Tuesday, April 14, 2009

Configuring a Hadoop cluster on EC2

I've been ramping up on Amazon Elastic MapReduce, but now I need to process a 32GB file located in an Elastic Block Store, and there is no way I know of to get the AMIs that Amazon Elastic MapReduce starts up to mount an arbitrary EBS. So now it's time to roll my own Hadoop Cluster out on EC2.

I looked around for a while, and found this somewhat out of date tutorial by Tom White that pointed me to a set of ec2 helper scripts in the src/contrib subdir of the Hadoop installation.

Unfortunately, those scripts did not get me 'all the way there', but they were a start. I'm going to try to roll my changes into those ec2 helper scripts before I have to do set up another cluster:)

Setting Up a Multi Node Hadoop Cluster on EC2

Prior to setting up a Multi Node Hadoop Cluster, I set up a single node standalone installation. I recommend doing this because it allowed me to make sure my code worked, i.e. my jar file was valid, my Mapper and Reducer were working, etc.

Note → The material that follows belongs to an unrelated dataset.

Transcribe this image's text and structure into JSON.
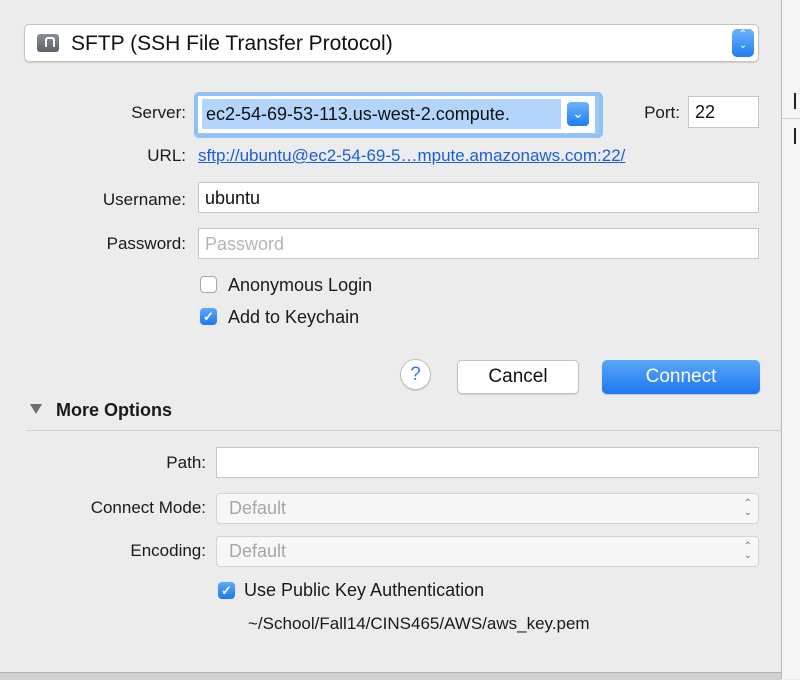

In order to set up a multi node hadoop cluster, the standard Hadoop Cluster setup instructions applied to the EC2 environment meant that I would have to do the following
  1. find an AMI with hadoop on it
  2. bring up N+1 of those
  3. make one the master and the rest the slaves
  4. change the master config to account for the slaves
  5. change the slave config to point to the master
  6. allow Hadoop component port access between master and slave for namenode and datanode communication
  7. start the system up.
The scripts at {hadoop src location}/src/contrib/ec2/bin use the ec2 API shells to do attempt to do all of the above. They fall short in a couple of key areas, and need to be extended. I'm going to detail the necessary steps I took to get a cluster fully operational so that I can extend those scripts in the future.

What the scripts do:
  1. Find AMIs and starting up instances, N slave instances and 1 master instance.
  2. Allow you to log into the master as well as push files out to it.
  3. Generate a private/public key on the master, and push the public key out to the slaves to enable password-less ssh.
  4. Push the master hadoop-site.xml out to all slaves.
What they do not do:
  • they do not configure the master conf/slaves file to contain the IPs of all slaves.
  • they do not set up security groups with overridden port values specified in the /etc/rc.local of the AMI I was using. Those values are catted to conf/hadoop-site.xml. To be honest, there is no way they could actually be aware of those values unless the scripts were synchronized to the image, which they weren't.

Both of these mean that true distributed startup doesn't happen. But the failure is 'silent', so unless you are looking at the logs on multiple machines, you don't know that things are failing.

Initial Script Setup Steps
Here are the steps I used to get working with the scripts. Note that the AMI the scripts point to by default has version 0.17 of Hadoop installed.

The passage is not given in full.